И еще какие-то лица появились: чернявый и бледный молодой человек, а за ним высокий кто-то в старой лыжной шапочке.
— Какие все необычные люди, — успел шепнуть я Ваде.
— Люди?.. — озабоченно ко мне повернулся Вадя. — Очнись, Самсоныч, — в самое ухо сказал мне Вадя. — Это не люди. — И, поправив очки, пошел вверх по ступенькам.
6
Итак, мы сидели наконец в комнате за круглым, застеленным чистой клеенкой большим столом, над которым висел шелковый настоящий абажур, точно в моем детстве, и пили душистый чай с брусничным вареньем. И даже матерчатая веселая баба — тоже как в детстве — накрывала красными юбками заварочный чайник и стоял на столе самовар (но, правда, электрический).
Вячеслав Иванович с удовольствием, как ребенок, ел варенье, а хозяйка Анастасия Михайловна подкладывала ему еще, мне подкладывала и радушно предлагала Ваде (один только Грошев чай не пил, отказался сразу и неподвижно сидел на стуле в углу, у буфета).
Напротив меня на старом диване возле стола примостился худой, высокий, сняв лыжную шапочку (под ней оказалась аккуратная лысина, окруженная длинными вьющимися волосами), хозяин дома Геннадий Макарович, который на все, соглашаясь, кивал, конфузливо улыбался. А рядом с ним на диване был его взрослый сын, черноволосый, бледный, тоже приятный Гена — Геннадий Геннадьевич.
Первый, общий наш разговор пошел, конечно, о том, когда и где у кого вырезали аппендиксы, наконец скачком перешел на очень вкусное (действительно) варенье, а затем уже в лето и осень ушел, в прошлогодние — в ягоды и грибы. И я, вспоминая, тоже кивал, глядя на старый, знакомый диван с кружевными салфетками, с полочкой деревянной, с зеркальцем, по обыкновению, посередине, над самой головою Гены, там стояли детские пластмассовые медведи (бурый медведь и белый медведь) — такая же точно полочка и бурый медведь — моя детская игрушка, такой же диван и буфет и абажур такой же, как в нашем доме у моих родителей перед войной.
Просто Вадя ничего не понимал, для этого он был еще слишком молод: это были поистине родные (а не бродячий «дядя» из Пятигорска!), постоянные и не лезущие никуда немолодые люди.
— Если б а п п е н д и с ы всей Земли… А? Держались друг за друга? — подмигнул мне Вячеслав Иванович, облизывая ложку и весело, с удовольствием на нас поглядывая своими острыми темно-карими глазками. — Что бы было, а?..
Он так нам и сказал: «ап-пен-ди-сы», как будто «аппендисы» — это тоже клан. Он вообще был очень доволен.
— Макарович, — наконец благодушно обратился Вячеслав Иванович, — будь теперь человеком, тебя, видишь, все общество ждет. Покажи нам те, исторические произведения.

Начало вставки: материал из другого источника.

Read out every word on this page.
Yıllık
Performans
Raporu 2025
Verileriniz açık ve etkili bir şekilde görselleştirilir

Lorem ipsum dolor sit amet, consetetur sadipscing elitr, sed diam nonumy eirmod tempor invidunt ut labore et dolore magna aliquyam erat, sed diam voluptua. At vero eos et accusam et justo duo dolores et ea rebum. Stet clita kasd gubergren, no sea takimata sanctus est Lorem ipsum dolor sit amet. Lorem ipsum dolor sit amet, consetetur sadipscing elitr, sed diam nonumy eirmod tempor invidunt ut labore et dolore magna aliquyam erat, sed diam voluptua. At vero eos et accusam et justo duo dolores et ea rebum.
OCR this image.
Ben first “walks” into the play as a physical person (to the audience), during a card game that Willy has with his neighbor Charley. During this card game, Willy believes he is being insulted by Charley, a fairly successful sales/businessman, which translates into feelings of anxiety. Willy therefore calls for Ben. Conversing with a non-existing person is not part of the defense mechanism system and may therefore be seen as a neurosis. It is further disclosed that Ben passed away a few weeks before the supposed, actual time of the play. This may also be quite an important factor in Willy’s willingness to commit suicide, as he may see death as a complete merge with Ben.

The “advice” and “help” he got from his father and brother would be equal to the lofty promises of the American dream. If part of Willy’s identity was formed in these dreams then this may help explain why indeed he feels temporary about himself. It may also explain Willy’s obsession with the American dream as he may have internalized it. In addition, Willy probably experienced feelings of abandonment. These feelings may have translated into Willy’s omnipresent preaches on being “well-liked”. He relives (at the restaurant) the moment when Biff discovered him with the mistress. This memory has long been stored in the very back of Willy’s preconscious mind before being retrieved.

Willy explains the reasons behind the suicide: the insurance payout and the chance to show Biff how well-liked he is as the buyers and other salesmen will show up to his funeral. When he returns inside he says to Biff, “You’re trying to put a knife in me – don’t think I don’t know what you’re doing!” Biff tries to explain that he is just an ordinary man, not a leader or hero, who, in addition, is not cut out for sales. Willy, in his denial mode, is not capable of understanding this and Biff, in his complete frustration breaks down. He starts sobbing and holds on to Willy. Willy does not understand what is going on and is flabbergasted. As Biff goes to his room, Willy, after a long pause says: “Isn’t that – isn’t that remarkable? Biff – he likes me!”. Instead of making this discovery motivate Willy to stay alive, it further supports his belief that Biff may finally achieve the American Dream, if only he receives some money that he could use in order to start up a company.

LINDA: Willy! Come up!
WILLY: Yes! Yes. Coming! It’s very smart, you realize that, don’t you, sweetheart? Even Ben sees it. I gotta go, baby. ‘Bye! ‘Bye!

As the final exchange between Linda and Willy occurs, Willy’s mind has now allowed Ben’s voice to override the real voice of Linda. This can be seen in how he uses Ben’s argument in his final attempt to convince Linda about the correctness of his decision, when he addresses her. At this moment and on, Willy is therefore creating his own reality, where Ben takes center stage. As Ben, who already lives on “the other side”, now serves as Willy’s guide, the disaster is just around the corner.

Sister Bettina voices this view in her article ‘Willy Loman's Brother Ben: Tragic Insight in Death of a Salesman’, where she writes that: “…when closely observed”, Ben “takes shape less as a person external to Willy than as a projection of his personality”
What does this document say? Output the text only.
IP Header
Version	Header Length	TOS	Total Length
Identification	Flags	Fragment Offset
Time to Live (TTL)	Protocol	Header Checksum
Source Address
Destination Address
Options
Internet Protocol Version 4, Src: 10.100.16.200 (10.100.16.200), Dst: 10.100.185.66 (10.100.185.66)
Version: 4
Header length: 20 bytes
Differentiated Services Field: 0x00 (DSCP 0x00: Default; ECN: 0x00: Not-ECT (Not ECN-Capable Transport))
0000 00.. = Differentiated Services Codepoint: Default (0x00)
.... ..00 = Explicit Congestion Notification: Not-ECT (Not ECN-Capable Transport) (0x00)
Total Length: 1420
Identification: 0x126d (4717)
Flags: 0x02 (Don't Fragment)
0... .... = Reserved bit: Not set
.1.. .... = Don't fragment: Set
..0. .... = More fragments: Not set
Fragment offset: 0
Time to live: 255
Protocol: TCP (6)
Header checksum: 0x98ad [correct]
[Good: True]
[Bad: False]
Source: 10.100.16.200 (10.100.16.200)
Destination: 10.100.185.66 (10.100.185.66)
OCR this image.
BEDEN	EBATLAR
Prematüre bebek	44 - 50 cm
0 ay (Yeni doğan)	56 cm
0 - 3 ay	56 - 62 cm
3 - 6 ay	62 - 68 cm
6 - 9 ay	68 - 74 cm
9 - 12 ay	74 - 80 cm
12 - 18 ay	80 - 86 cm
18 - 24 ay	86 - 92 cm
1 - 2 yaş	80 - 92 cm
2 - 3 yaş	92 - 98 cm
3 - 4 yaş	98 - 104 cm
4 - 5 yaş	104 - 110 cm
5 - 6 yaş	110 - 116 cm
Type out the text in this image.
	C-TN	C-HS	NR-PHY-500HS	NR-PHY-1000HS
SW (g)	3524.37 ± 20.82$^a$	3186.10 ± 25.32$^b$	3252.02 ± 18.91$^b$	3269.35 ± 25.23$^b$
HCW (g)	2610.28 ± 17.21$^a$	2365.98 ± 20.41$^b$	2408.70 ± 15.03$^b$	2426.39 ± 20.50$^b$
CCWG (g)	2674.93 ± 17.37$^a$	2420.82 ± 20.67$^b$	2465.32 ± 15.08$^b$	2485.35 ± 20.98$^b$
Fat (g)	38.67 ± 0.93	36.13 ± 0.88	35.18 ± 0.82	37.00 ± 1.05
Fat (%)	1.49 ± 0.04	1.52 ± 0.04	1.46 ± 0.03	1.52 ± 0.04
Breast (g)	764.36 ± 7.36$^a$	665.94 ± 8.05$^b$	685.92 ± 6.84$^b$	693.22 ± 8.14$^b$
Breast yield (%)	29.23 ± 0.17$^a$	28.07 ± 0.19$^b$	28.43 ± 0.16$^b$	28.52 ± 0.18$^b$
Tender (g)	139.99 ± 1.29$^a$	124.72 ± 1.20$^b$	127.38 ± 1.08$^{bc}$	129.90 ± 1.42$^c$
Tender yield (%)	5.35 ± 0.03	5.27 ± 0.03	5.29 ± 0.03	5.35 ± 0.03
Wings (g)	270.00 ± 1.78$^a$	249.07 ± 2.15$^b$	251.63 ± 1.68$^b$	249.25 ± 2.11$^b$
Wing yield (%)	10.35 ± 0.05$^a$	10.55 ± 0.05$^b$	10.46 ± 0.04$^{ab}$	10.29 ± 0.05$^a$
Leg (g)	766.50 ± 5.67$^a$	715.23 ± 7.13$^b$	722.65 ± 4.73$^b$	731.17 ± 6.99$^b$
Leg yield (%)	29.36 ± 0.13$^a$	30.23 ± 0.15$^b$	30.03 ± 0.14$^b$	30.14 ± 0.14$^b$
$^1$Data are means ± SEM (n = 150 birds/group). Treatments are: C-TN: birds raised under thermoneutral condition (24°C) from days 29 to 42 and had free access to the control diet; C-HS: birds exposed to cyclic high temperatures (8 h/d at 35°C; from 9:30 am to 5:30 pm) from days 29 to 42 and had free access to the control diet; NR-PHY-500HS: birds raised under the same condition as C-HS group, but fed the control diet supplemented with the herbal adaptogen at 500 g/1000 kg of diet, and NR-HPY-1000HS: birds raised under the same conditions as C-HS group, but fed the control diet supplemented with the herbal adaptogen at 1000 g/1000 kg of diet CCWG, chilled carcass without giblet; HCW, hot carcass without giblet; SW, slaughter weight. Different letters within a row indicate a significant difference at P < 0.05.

Лицо у Геннадия Макаровича было продолговатое (несколько, что называется, лошадиное), с плоскими сомкнутыми губами явно упорного, молчаливого, даже трудноразговаривающего человека, однако глаза его заметались по нашим лицам с такой растерянной, но уже благодарной улыбкой: какие, мол, произведения, что вы… Правда хотите?!.
И они уже стояли на коленях спиной к нам, Геннадий Макарович и Анастасия Михайловна, перед своей высокой кроватью с двумя подушками в кружевных накидках, — отогнув пикейное покрывало, они вытаскивали торопясь из-под кровати закутанные, обвязанные холсты: маленькие, потом побольше, опять маленькие…
Они передавали их бережно, так бережно, как детей, друг другу в руки, и Гена подхватывал, отвязывал, разворачивал, а Вячеслав Иванович, открыв на столе красную папку, словно скомандовал Гене — поднял правую ручку и покровительственно помотал пальцами и седоволосой головой.
Господи, какие интересные это были картины… До чего они были праздничные, какие удивительные это были картины!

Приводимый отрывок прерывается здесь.